Beuth wies Vorwürfe zurück, nach denen die Struktur der Schule der Wissenschaftsfreiheit entgegenstehe. Diese werde zum Beispiel durch die Satzung und eine Trennung des polizeilichen Bereiches sowie der Hochschule sichergestellt. Höms-Präsident Walter Seubert sprach von einer „Hochschule der Vielfalt“, die Absolvent:innen „flexibel und passgenau“ vorbereiten wolle. Sie müsse eine „lernende Organisation“ sein, die kritische Auseinandersetzung fördere und Neues hervorbringe. Aktuell werde eine „Forschungsstelle Extremismusresilienz“ vorbereitet. Sie soll im Wintersemester 2022/2023 in Mühlheim starten und Präventionsmaßnahmen entwickeln.

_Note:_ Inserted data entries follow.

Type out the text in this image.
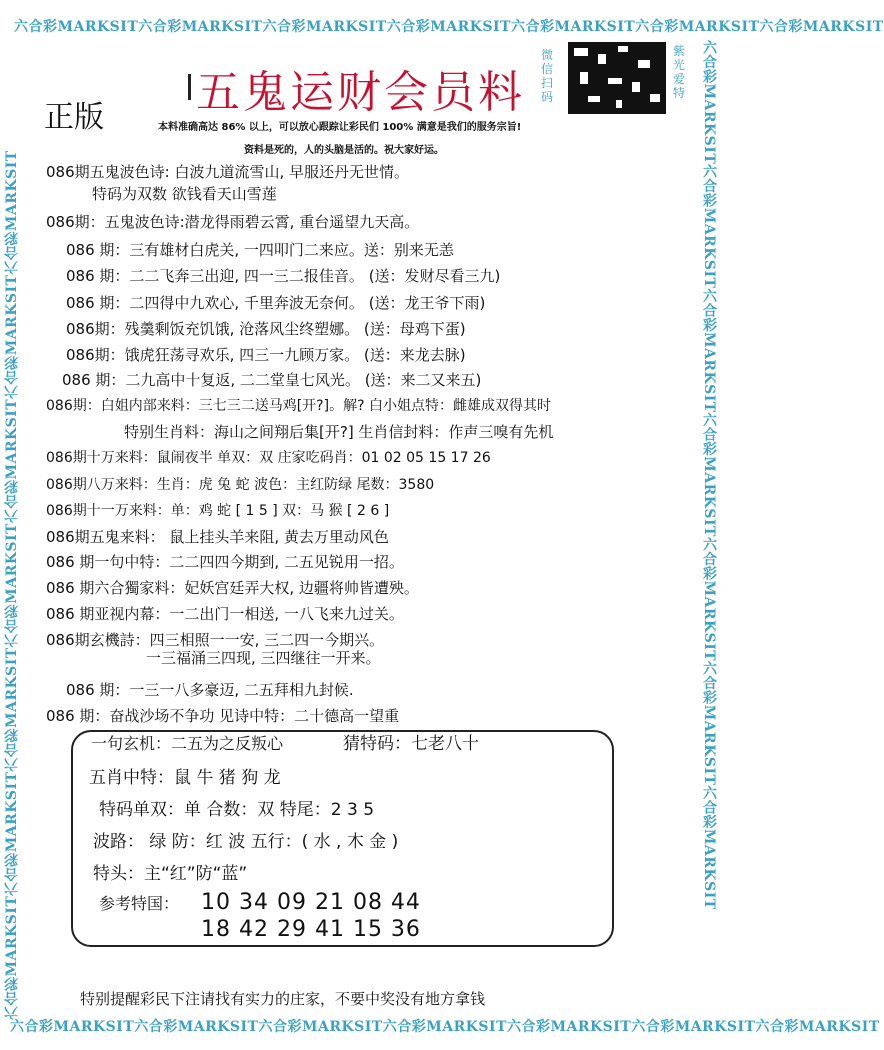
六合彩MARKSIT六合彩MARKSIT六合彩MARKSIT六合彩MARKSIT六合彩MARKSIT六合彩MARKSIT六合彩MARKSIT
六合彩MARKSIT六合彩MARKSIT六合彩MARKSIT六合彩MARKSIT六合彩MARKSIT六合彩MARKSIT六合彩MARKSIT	六合彩MARKSIT六合彩MARKSIT六合彩MARKSIT六合彩MARKSIT六合彩MARKSIT六合彩MARKSIT六合彩MARKSIT
六合彩MARKSIT六合彩MARKSIT六合彩MARKSIT六合彩MARKSIT六合彩MARKSIT六合彩MARKSIT六合彩MARKSIT
五鬼运财会员料
正版
微信扫码
紫光爱特
本料准确高达 86% 以上，可以放心跟踪让彩民们 100% 满意是我们的服务宗旨!
资料是死的，人的头脑是活的。祝大家好运。
086期五鬼波色诗: 白波九道流雪山, 早服还丹无世情。
特码为双数 欲钱看天山雪莲
086期：五鬼波色诗:潜龙得雨碧云霄, 重台遥望九天高。
086 期：三有雄材白虎关, 一四叩门二来应。送：别来无恙
086 期：二二飞奔三出迎, 四一三二报佳音。 (送：发财尽看三九)
086 期：二四得中九欢心, 千里奔波无奈何。 (送：龙王爷下雨)
086期：残羹剩饭充饥饿, 沧落风尘终塑娜。 (送：母鸡下蛋)
086期：饿虎狂荡寻欢乐, 四三一九顾万家。 (送：来龙去脉)
086 期：二九高中十复返, 二二堂皇七风光。 (送：来二又来五)
086期：白姐内部来料：三七三二送马鸡[开?]。解? 白小姐点特：雌雄成双得其时
特别生肖料：海山之间翔后集[开?] 生肖信封料：作声三嗅有先机
086期十万来料：鼠闹夜半 单双：双 庄家吃码肖：01 02 05 15 17 26
086期八万来料：生肖：虎 兔 蛇 波色：主红防绿 尾数：3580
086期十一万来料：单：鸡 蛇 [ 1 5 ] 双：马 猴 [ 2 6 ]
086期五鬼来料： 鼠上挂头羊来阻, 黄去万里动风色
086 期一句中特：二二四四今期到, 二五见锐用一招。
086 期六合獨家料：妃妖宫廷弄大权, 边疆将帅皆遭殃。
086 期亚视内幕：一二出门一相送, 一八飞来九过关。
086期玄機詩：四三相照一一安, 三二四一今期兴。
一三福涌三四现, 三四继往一开来。
086 期：一三一八多豪迈, 二五拜相九封候.
086 期：奋战沙场不争功 见诗中特：二十德高一望重
一句玄机：二五为之反叛心	猜特码：七老八十
五肖中特：鼠 牛 猪 狗 龙
特码单双：单 合数：双 特尾：2 3 5
波路： 绿 防：红 波 五行：( 水 , 木 金 )
特头：主“红”防“蓝”
参考特国： 10 34 09 21 08 44
18 42 29 41 15 36
特别提醒彩民下注请找有实力的庄家，不要中奖没有地方拿钱
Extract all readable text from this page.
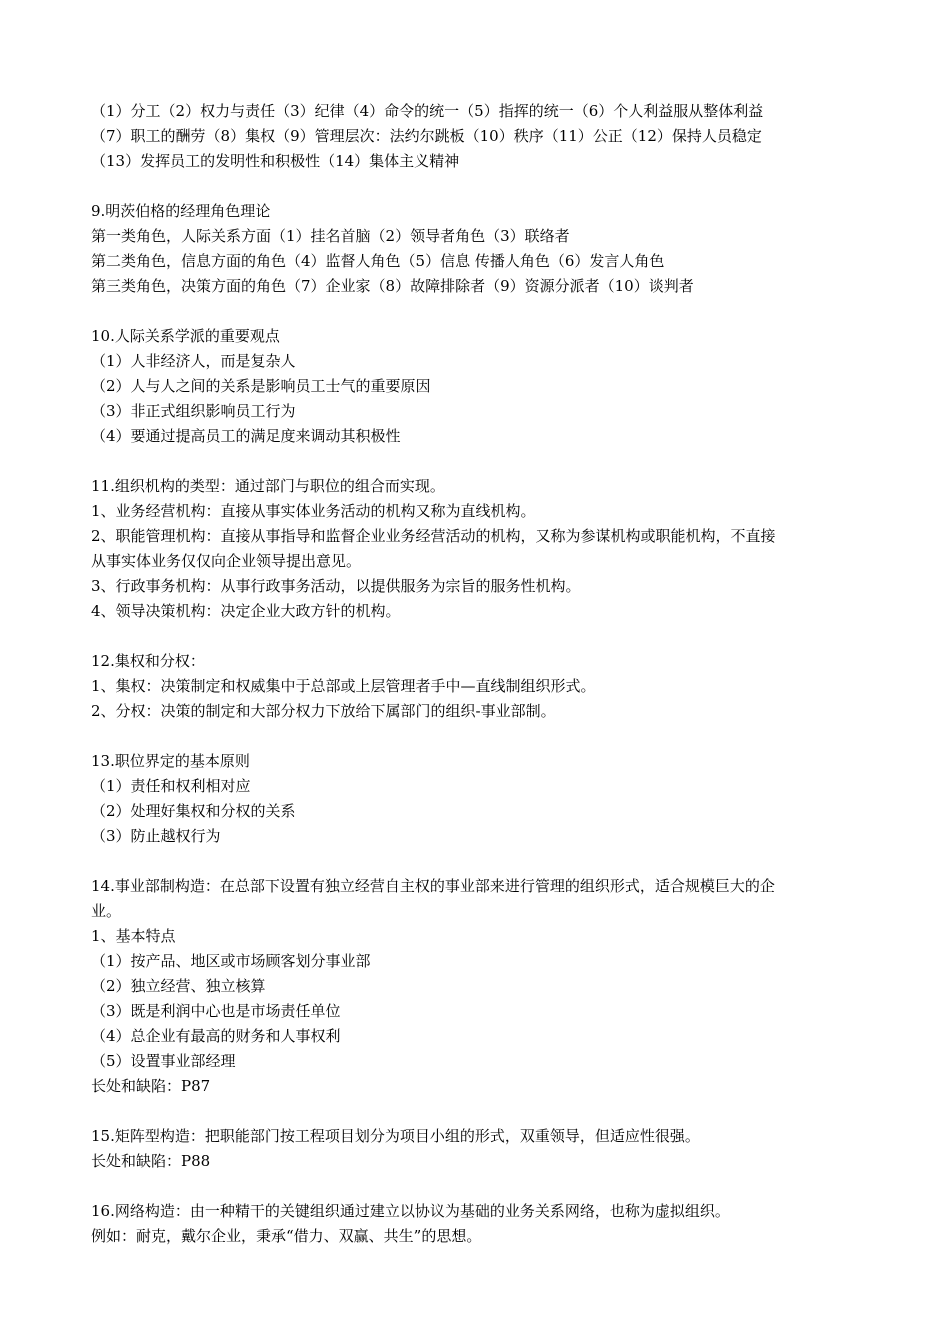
（1）分工（2）权力与责任（3）纪律（4）命令的统一（5）指挥的统一（6）个人利益服从整体利益
（7）职工的酬劳（8）集权（9）管理层次：法约尔跳板（10）秩序（11）公正（12）保持人员稳定
（13）发挥员工的发明性和积极性（14）集体主义精神
9.明茨伯格的经理角色理论
第一类角色，人际关系方面（1）挂名首脑（2）领导者角色（3）联络者
第二类角色，信息方面的角色（4）监督人角色（5）信息 传播人角色（6）发言人角色
第三类角色，决策方面的角色（7）企业家（8）故障排除者（9）资源分派者（10）谈判者
10.人际关系学派的重要观点
（1）人非经济人，而是复杂人
（2）人与人之间的关系是影响员工士气的重要原因
（3）非正式组织影响员工行为
（4）要通过提高员工的满足度来调动其积极性
11.组织机构的类型：通过部门与职位的组合而实现。
1、业务经营机构：直接从事实体业务活动的机构又称为直线机构。
2、职能管理机构：直接从事指导和监督企业业务经营活动的机构，又称为参谋机构或职能机构，不直接
从事实体业务仅仅向企业领导提出意见。
3、行政事务机构：从事行政事务活动，以提供服务为宗旨的服务性机构。
4、领导决策机构：决定企业大政方针的机构。
12.集权和分权：
1、集权：决策制定和权威集中于总部或上层管理者手中—直线制组织形式。
2、分权：决策的制定和大部分权力下放给下属部门的组织-事业部制。
13.职位界定的基本原则
（1）责任和权利相对应
（2）处理好集权和分权的关系
（3）防止越权行为
14.事业部制构造：在总部下设置有独立经营自主权的事业部来进行管理的组织形式，适合规模巨大的企
业。
1、基本特点
（1）按产品、地区或市场顾客划分事业部
（2）独立经营、独立核算
（3）既是利润中心也是市场责任单位
（4）总企业有最高的财务和人事权利
（5）设置事业部经理
长处和缺陷：P87
15.矩阵型构造：把职能部门按工程项目划分为项目小组的形式，双重领导，但适应性很强。
长处和缺陷：P88
16.网络构造：由一种精干的关键组织通过建立以协议为基础的业务关系网络，也称为虚拟组织。
例如：耐克，戴尔企业，秉承“借力、双赢、共生”的思想。
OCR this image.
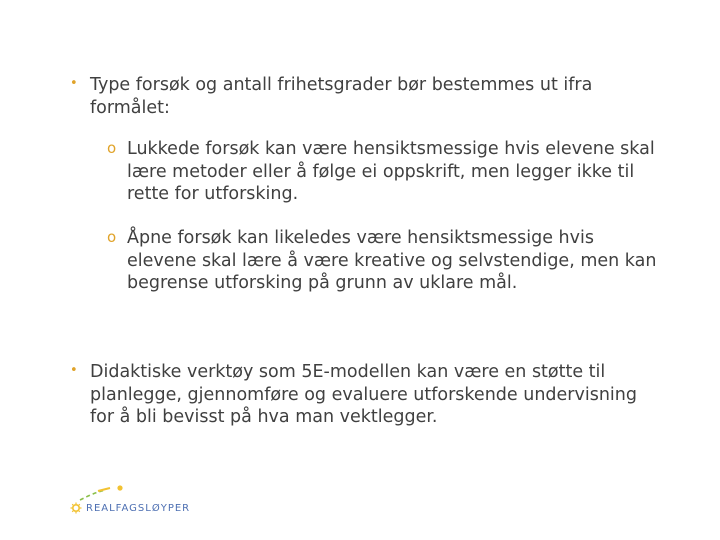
• Type forsøk og antall frihetsgrader bør bestemmes ut ifra formålet:
o Lukkede forsøk kan være hensiktsmessige hvis elevene skal lære metoder eller å følge ei oppskrift, men legger ikke til rette for utforsking.
o Åpne forsøk kan likeledes være hensiktsmessige hvis elevene skal lære å være kreative og selvstendige, men kan begrense utforsking på grunn av uklare mål.
• Didaktiske verktøy som 5E-modellen kan være en støtte til planlegge, gjennomføre og evaluere utforskende undervisning for å bli bevisst på hva man vektlegger.
REALFAGSLØYPER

SPD und FDP Verfassungsklage eingereicht, weil die Landesregierung mit der Hochschule gegen die in Artikel 10 und Artikel 60 verankerte Staatsferne verstoße. Laut einem Gutachten des Rechtswissenschaftlers Markus Ogorek, der die Oppositionsparteien vertritt, ist die Mischung aus Hochschule und Polizeibehörde problematisch. Ogorek kritisiert auch die Zusammensetzung des Senats. In dem Selbstverwaltungsgremium sollen, dem Hochschulgesetz entsprechend, Professor:innen die Mehrheit haben. Bei der Höms gehörten auch Lehrbeauftragte, etwa Polizist:innen, in diese Kategorie, die dem Staat dienten und nicht allein der Wissenschaft verpflichtet seien. Im Kuratorium seien fast die Hälfte der Mitglieder als Beschäftigte der Polizei oder des Landes weisungsabhängig. Bei drei der wichtigsten Posten im Präsidium habe das Innenministerium direkten Einfluss. Wissenschaft, so Ogorek, brauche Freiräume und keine Einflussmöglichkeiten vonseiten des Landes.

Zudem wurde Kritik daran geübt, dass Beuth seinen CDU-Parteifreund Seubert zum kommissarischen Rektor machte. Der Minister entgegnete, Seubert sei ein „erfahrener Verwaltungs- und Polizeiexperte“ und schließlich über die gemeinsame Vorschlagsliste von Senat und Kuratorium benannt worden.

Die Opposition hat der Regierung bereits mehrfach Verfassungsbruch vorgeworfen. Kürzlich stellten SPD und FDP ihren Normenkontrollantrag zur Spitze des Landeskriminalamtes (LKA) vor, das künftig mit politischen Beamt:innen besetzt werden soll. Das sei verfassungswidrig und stehe dem Auftrag des LKA entgegen: Kriminalität unabhängig von politischer Einflussnahme zu bekämpfen. Der Minister wies auch diese Vorwürfe zurück.